Os filhos do Leste se entreolharam icrédulos, nunca haviam ouvido falar de alguém que foi tão longe.

— Posso ir junto? — Shiduu peguntou — Tenho meus motivos para qurer ir lá também.

Felipe olhou para Shiduu, depois para Valmir e por fim para Renee.

— Não vou te impedir, mas acho que você seria mais necessária aqui…

— Não. Eu já estou cansada dessa vida de guerras, mortes, sofrimento… — Ela retrucou — Quero me aposentar de tudo isso.

— Por mim tudo bem. — Renee disse.

Ninguém presente se opôs à decisão de Shiduu de partir com Felipe e Valmir, então naquela noite houve uma grande festa. Shiduu deu a Tibee a chave do seu quarto, lhe permitindo acesso à banheira e os sais de banho como presente de despedida.

E antes que o sol emergisse completamente na linha do horionte o três partiram rumo ao litoral buscando alguém que fosse louco o suficiente para levá-los oceano a dentro rumo ao extremo leste.

Segundo as informações do gerente do cais, só havia um homem com tamanha coragem. Seu nome era Nivaa.

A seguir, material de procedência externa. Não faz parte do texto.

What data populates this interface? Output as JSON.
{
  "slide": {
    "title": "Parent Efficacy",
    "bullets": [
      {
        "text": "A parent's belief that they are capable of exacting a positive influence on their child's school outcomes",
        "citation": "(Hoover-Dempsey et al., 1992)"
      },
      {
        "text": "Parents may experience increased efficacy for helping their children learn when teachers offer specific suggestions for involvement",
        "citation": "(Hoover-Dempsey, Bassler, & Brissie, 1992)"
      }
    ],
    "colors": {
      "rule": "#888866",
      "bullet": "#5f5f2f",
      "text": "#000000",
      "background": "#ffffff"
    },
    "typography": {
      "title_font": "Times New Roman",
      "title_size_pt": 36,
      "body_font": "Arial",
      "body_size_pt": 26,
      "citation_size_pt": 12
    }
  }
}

Não foi muito difícil achar o homem, ele estava deitado em uma rede de pano atada entre o mastro do barco e a cabine do capitão.

Felipe mostou uma sacola cheia de moedas de ouro e disse:

— Queremos ir à morada dos deuses e precisamos de alguém louco o suficiente.

— Vocês são as segundas pessoas loucas o suficiente para quererem ir ao fim do mundo.

— E quem foi a primeira? — Felipe perguntou, mas sua expressão dizia que ele já sabia a resposta.

— Vocês saberão quando chegarem lá.

Os três subiram no barco e deixaram o vento empurrar a embarcação lentamente em direção ao extremo leste.

Conforme se afastavam da costa os três olhavam para a infinidade de água que estavam prestes a cortar.

— É sério… — Disse valmir — Quem foi a primeira pessoa?